Les prix du pétrole ont flambé lundi matin, le Brent et le WTI enregistrant une hausse d’environ 7 %.

Dans une interview accordée à Bloomberg, M. Zandi a indiqué que « la flambée des prix du pétrole brut avait déjà poussé les États-Unis au bord de la récession et qu’un accord de paix permettrait de faire baisser les prix suffisamment pour éviter au pays de sombrer dans une situation critique ». Il a insisté sur le fait que « les négociations, actuellement au point mort, devaient aboutir très rapidement à un accord dans les prochains jours afin d’empêcher l’aggravation de la crise ».

Baisse des stocks de pétrole et crise de l’essence

L’économiste en chef de Moody’s a souligné la baisse des stocks de pétrole américains, notant que « la Réserve stratégique de pétrole est récemment tombée à 365 millions de barils, son niveau le plus bas depuis près de deux ans, selon l’Agence d’information sur l’énergie (EIA) ».

Il a expliqué que « si aucun accord n’est conclu avec l’Iran, le prix de l’essence atteindra 5 dollars le gallon, un seuil psychologiquement critique pour les consommateurs, suffisant pour plonger une économie déjà fragile en récession, entraînant une baisse des dépenses et une contraction économique ». Il a indiqué « qu’un prix du pétrole brut supérieur à 125 dollars le baril serait un autre indicateur crucial d’une récession imminente, tandis que le prix moyen du gallon d’essence ordinaire aux États-Unis a atteint 4,32 dollars lundi ».

Analyse énergétique : Trump n’a plus d’options avant la fin juin

Dans le même ordre d’idées, HFI Research, une société d’analyse énergétique, qui a décrit les marchés pétroliers comme ayant atteint un « point de non-retour », a indiqué que « Trump ne dispose que de quelques jours pour éviter de graves dommages économiques ».

L’entreprise a déclaré dimanche dans un communiqué : « Dans les heures ou les jours qui viennent, les options et le temps de Trump seront épuisés.
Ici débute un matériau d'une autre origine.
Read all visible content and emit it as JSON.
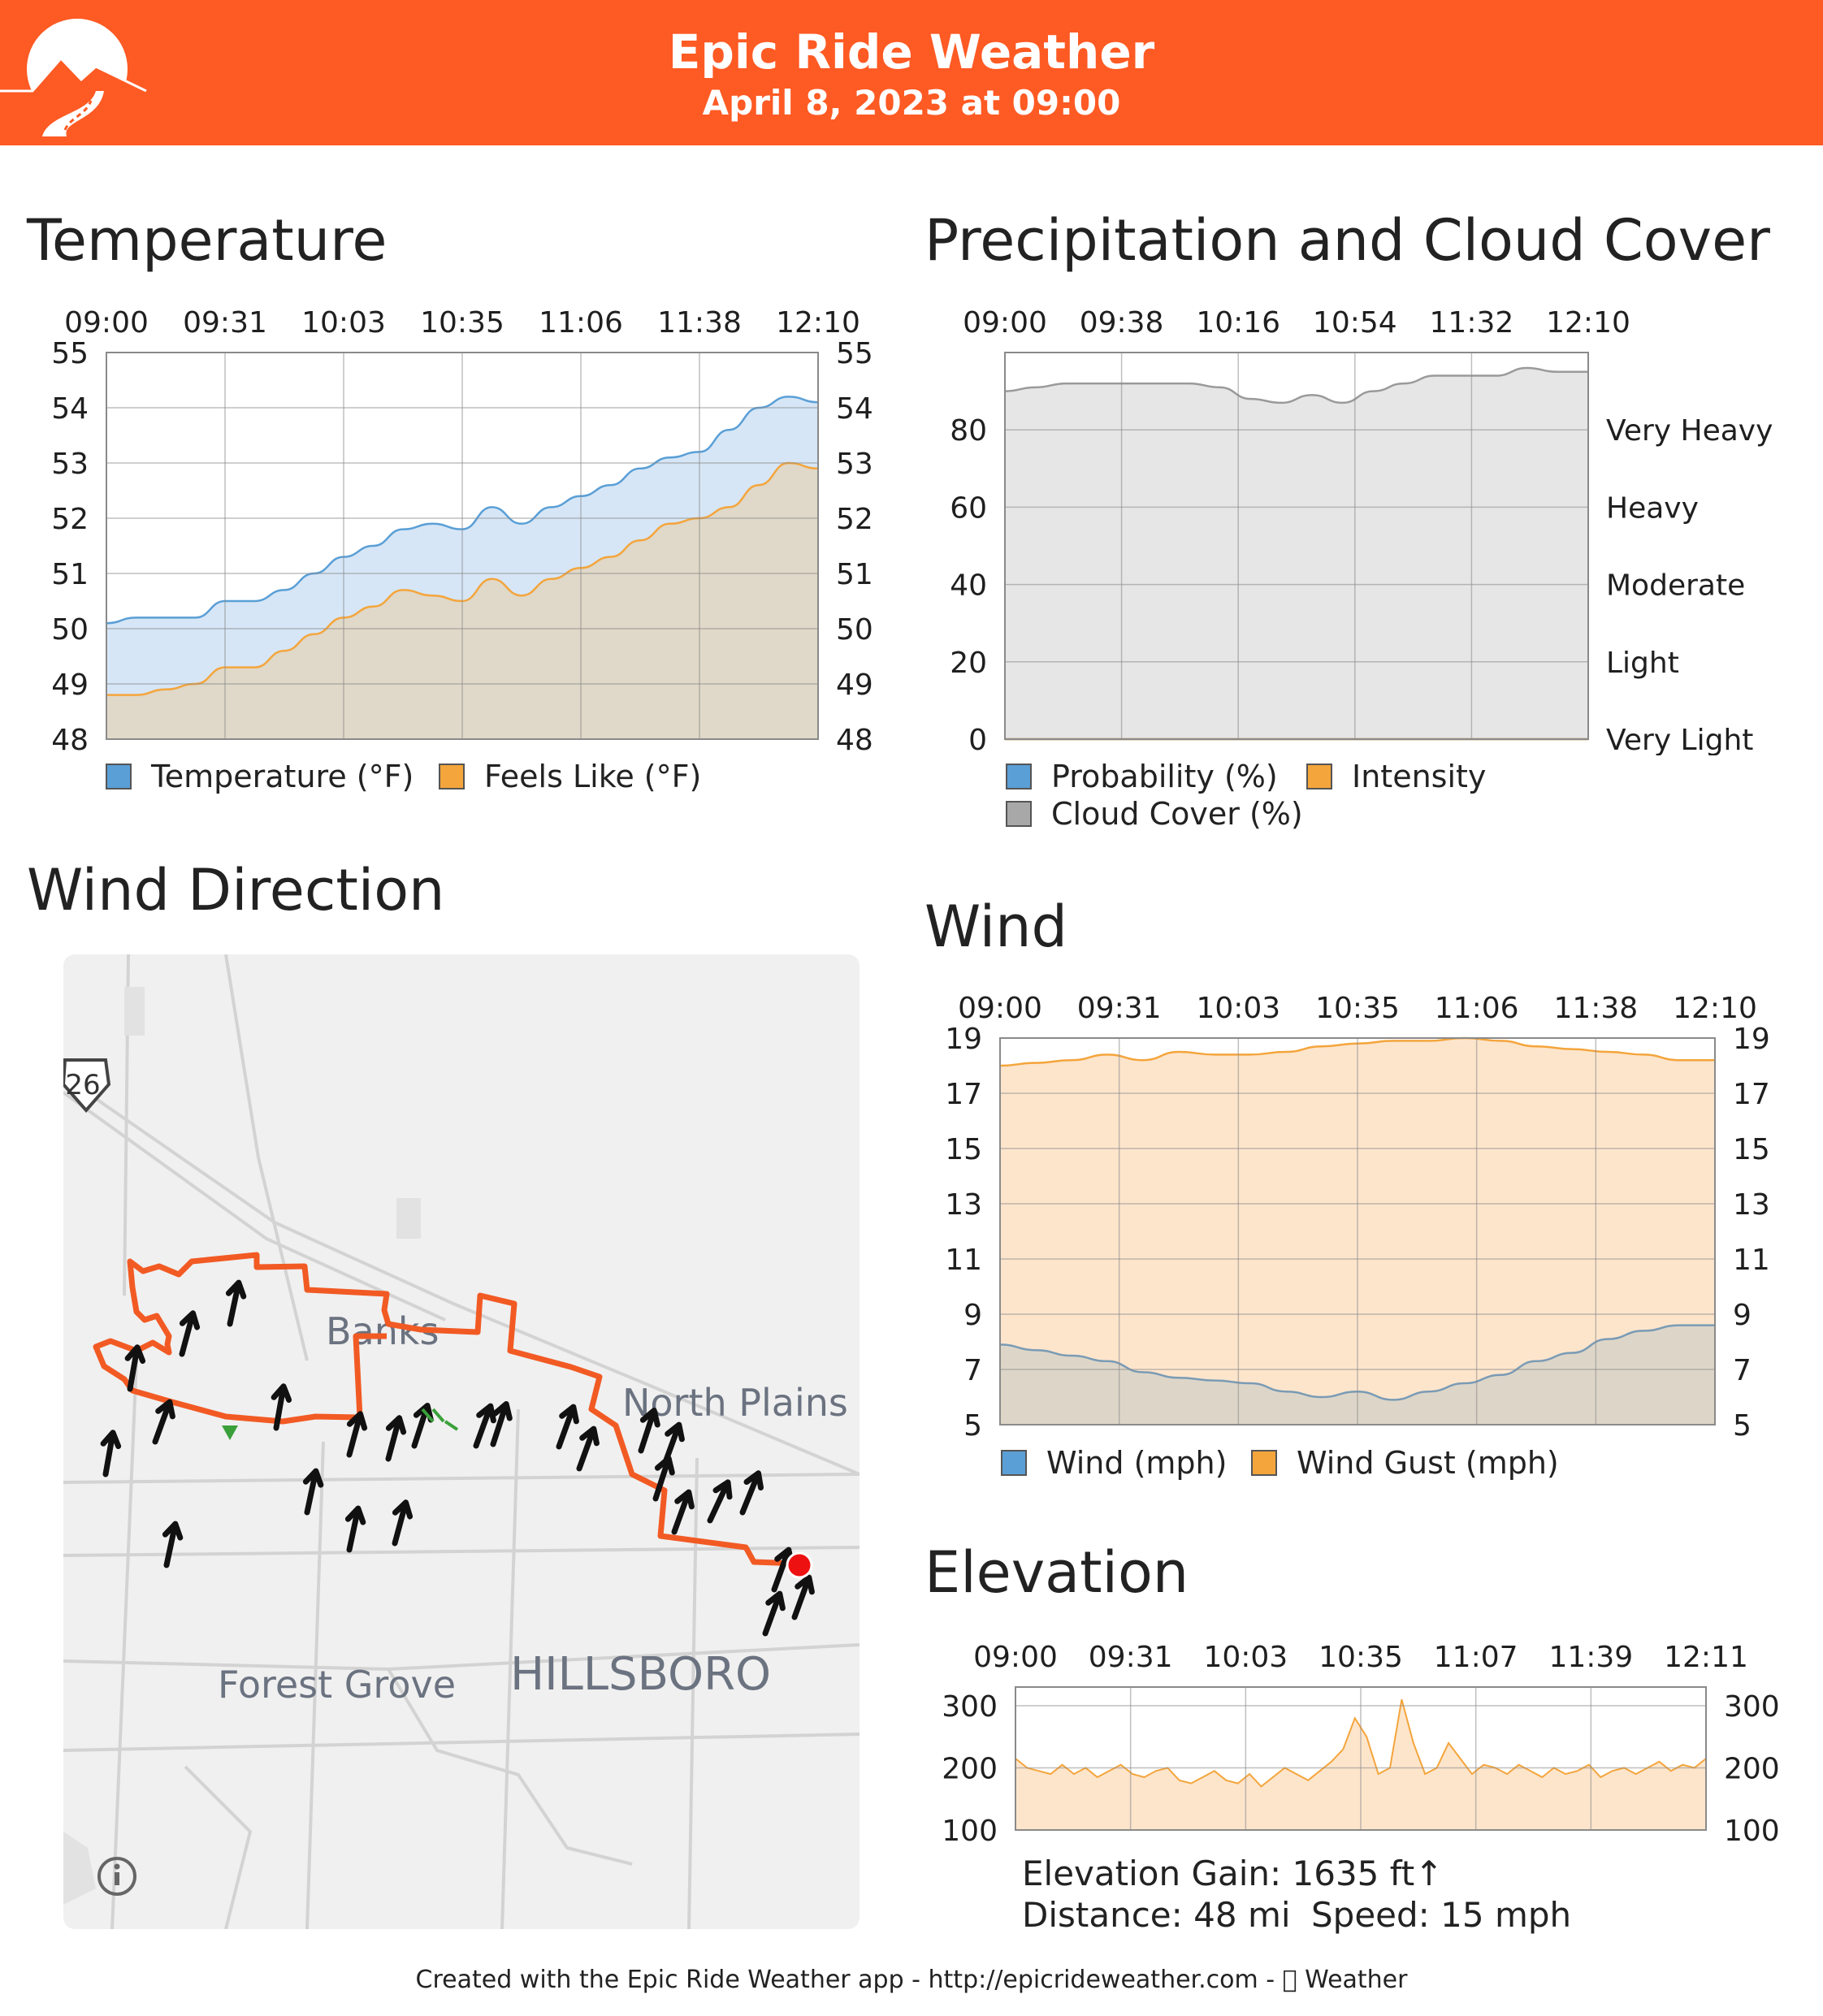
{
  "header": {
    "title": "Epic Ride Weather",
    "date": "April 8, 2023 at 09:00",
    "brand_color": "#fe5a23"
  },
  "temperature": {
    "title": "Temperature",
    "legend": [
      "Temperature (°F)",
      "Feels Like (°F)"
    ]
  },
  "precip": {
    "title": "Precipitation and Cloud Cover",
    "legend": [
      "Probability (%)",
      "Intensity",
      "Cloud Cover (%)"
    ]
  },
  "wind_direction": {
    "title": "Wind Direction",
    "labels": [
      "Banks",
      "North Plains",
      "Forest Grove",
      "HILLSBORO"
    ],
    "highway_shield": "26",
    "info_icon": "info-icon"
  },
  "wind": {
    "title": "Wind",
    "legend": [
      "Wind (mph)",
      "Wind Gust (mph)"
    ]
  },
  "elevation": {
    "title": "Elevation",
    "gain_text": "Elevation Gain: 1635 ft↑",
    "distance_text": "Distance: 48 mi",
    "speed_text": "Speed: 15 mph"
  },
  "footer": {
    "text": "Created with the Epic Ride Weather app - http://epicrideweather.com -  Weather"
  },
  "chart_data": [
    {
      "id": "temperature",
      "type": "area",
      "x_ticks": [
        "09:00",
        "09:31",
        "10:03",
        "10:35",
        "11:06",
        "11:38",
        "12:10"
      ],
      "ylim": [
        48,
        55
      ],
      "y_ticks": [
        48,
        49,
        50,
        51,
        52,
        53,
        54,
        55
      ],
      "grid": true,
      "legend_position": "bottom",
      "series": [
        {
          "name": "Temperature (°F)",
          "color": "#5a9fd6",
          "fill": "#d6e6f6",
          "values": [
            50.1,
            50.2,
            50.2,
            50.2,
            50.5,
            50.5,
            50.7,
            51.0,
            51.3,
            51.5,
            51.8,
            51.9,
            51.8,
            52.2,
            51.9,
            52.2,
            52.4,
            52.6,
            52.9,
            53.1,
            53.2,
            53.6,
            54.0,
            54.2,
            54.1
          ]
        },
        {
          "name": "Feels Like (°F)",
          "color": "#f4a53c",
          "fill": "#e0d8c8",
          "values": [
            48.8,
            48.8,
            48.9,
            49.0,
            49.3,
            49.3,
            49.6,
            49.9,
            50.2,
            50.4,
            50.7,
            50.6,
            50.5,
            50.9,
            50.6,
            50.9,
            51.1,
            51.3,
            51.6,
            51.9,
            52.0,
            52.2,
            52.6,
            53.0,
            52.9
          ]
        }
      ]
    },
    {
      "id": "precipitation",
      "type": "area",
      "x_ticks": [
        "09:00",
        "09:38",
        "10:16",
        "10:54",
        "11:32",
        "12:10"
      ],
      "ylim": [
        0,
        100
      ],
      "y_ticks": [
        0,
        20,
        40,
        60,
        80
      ],
      "right_labels": [
        "Very Light",
        "Light",
        "Moderate",
        "Heavy",
        "Very Heavy"
      ],
      "grid": true,
      "legend_position": "bottom",
      "series": [
        {
          "name": "Cloud Cover (%)",
          "color": "#9a9a9a",
          "fill": "#e6e6e6",
          "values": [
            90,
            91,
            92,
            92,
            92,
            92,
            92,
            91,
            88,
            87,
            89,
            87,
            90,
            92,
            94,
            94,
            94,
            96,
            95,
            95
          ]
        },
        {
          "name": "Probability (%)",
          "color": "#5a9fd6",
          "values": [
            0,
            0,
            0,
            0,
            0,
            0,
            0,
            0,
            0,
            0,
            0,
            0,
            0,
            0,
            0,
            0,
            0,
            0,
            0,
            0
          ]
        },
        {
          "name": "Intensity",
          "color": "#f4a53c",
          "values": [
            0,
            0,
            0,
            0,
            0,
            0,
            0,
            0,
            0,
            0,
            0,
            0,
            0,
            0,
            0,
            0,
            0,
            0,
            0,
            0
          ]
        }
      ]
    },
    {
      "id": "wind",
      "type": "area",
      "x_ticks": [
        "09:00",
        "09:31",
        "10:03",
        "10:35",
        "11:06",
        "11:38",
        "12:10"
      ],
      "ylim": [
        5,
        19
      ],
      "y_ticks": [
        5,
        7,
        9,
        11,
        13,
        15,
        17,
        19
      ],
      "grid": true,
      "legend_position": "bottom",
      "series": [
        {
          "name": "Wind Gust (mph)",
          "color": "#f4a53c",
          "fill": "#fde5cc",
          "values": [
            18.0,
            18.1,
            18.2,
            18.4,
            18.2,
            18.5,
            18.4,
            18.4,
            18.5,
            18.7,
            18.8,
            18.9,
            18.9,
            19.0,
            18.9,
            18.7,
            18.6,
            18.5,
            18.4,
            18.2,
            18.2
          ]
        },
        {
          "name": "Wind (mph)",
          "color": "#7a9bb5",
          "fill": "#ddd6c8",
          "values": [
            7.9,
            7.7,
            7.5,
            7.3,
            6.9,
            6.7,
            6.6,
            6.5,
            6.2,
            6.0,
            6.2,
            5.9,
            6.2,
            6.5,
            6.8,
            7.3,
            7.6,
            8.1,
            8.4,
            8.6,
            8.6
          ]
        }
      ]
    },
    {
      "id": "elevation",
      "type": "area",
      "x_ticks": [
        "09:00",
        "09:31",
        "10:03",
        "10:35",
        "11:07",
        "11:39",
        "12:11"
      ],
      "ylim": [
        100,
        330
      ],
      "y_ticks": [
        100,
        200,
        300
      ],
      "grid": true,
      "series": [
        {
          "name": "",
          "color": "#f4a53c",
          "fill": "#fde5cc",
          "values": [
            215,
            200,
            195,
            190,
            205,
            190,
            200,
            185,
            195,
            205,
            190,
            185,
            195,
            200,
            180,
            175,
            185,
            195,
            180,
            175,
            190,
            170,
            185,
            200,
            190,
            180,
            195,
            210,
            230,
            280,
            250,
            190,
            200,
            310,
            240,
            190,
            200,
            240,
            215,
            190,
            205,
            200,
            190,
            205,
            195,
            185,
            200,
            190,
            195,
            205,
            185,
            195,
            200,
            190,
            200,
            210,
            195,
            205,
            200,
            215
          ]
        }
      ]
    }
  ]
}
Si le détroit d’Ormuz reste fermé d’ici la fin juin, le niveau opérationnel minimal des stocks mondiaux de pétrole est garanti ».

Il convient de noter que « la probabilité que les États-Unis entrent en récession dans les douze prochains mois était d’environ 17 % fin avril », selon une analyse de la Réserve fédérale de New York.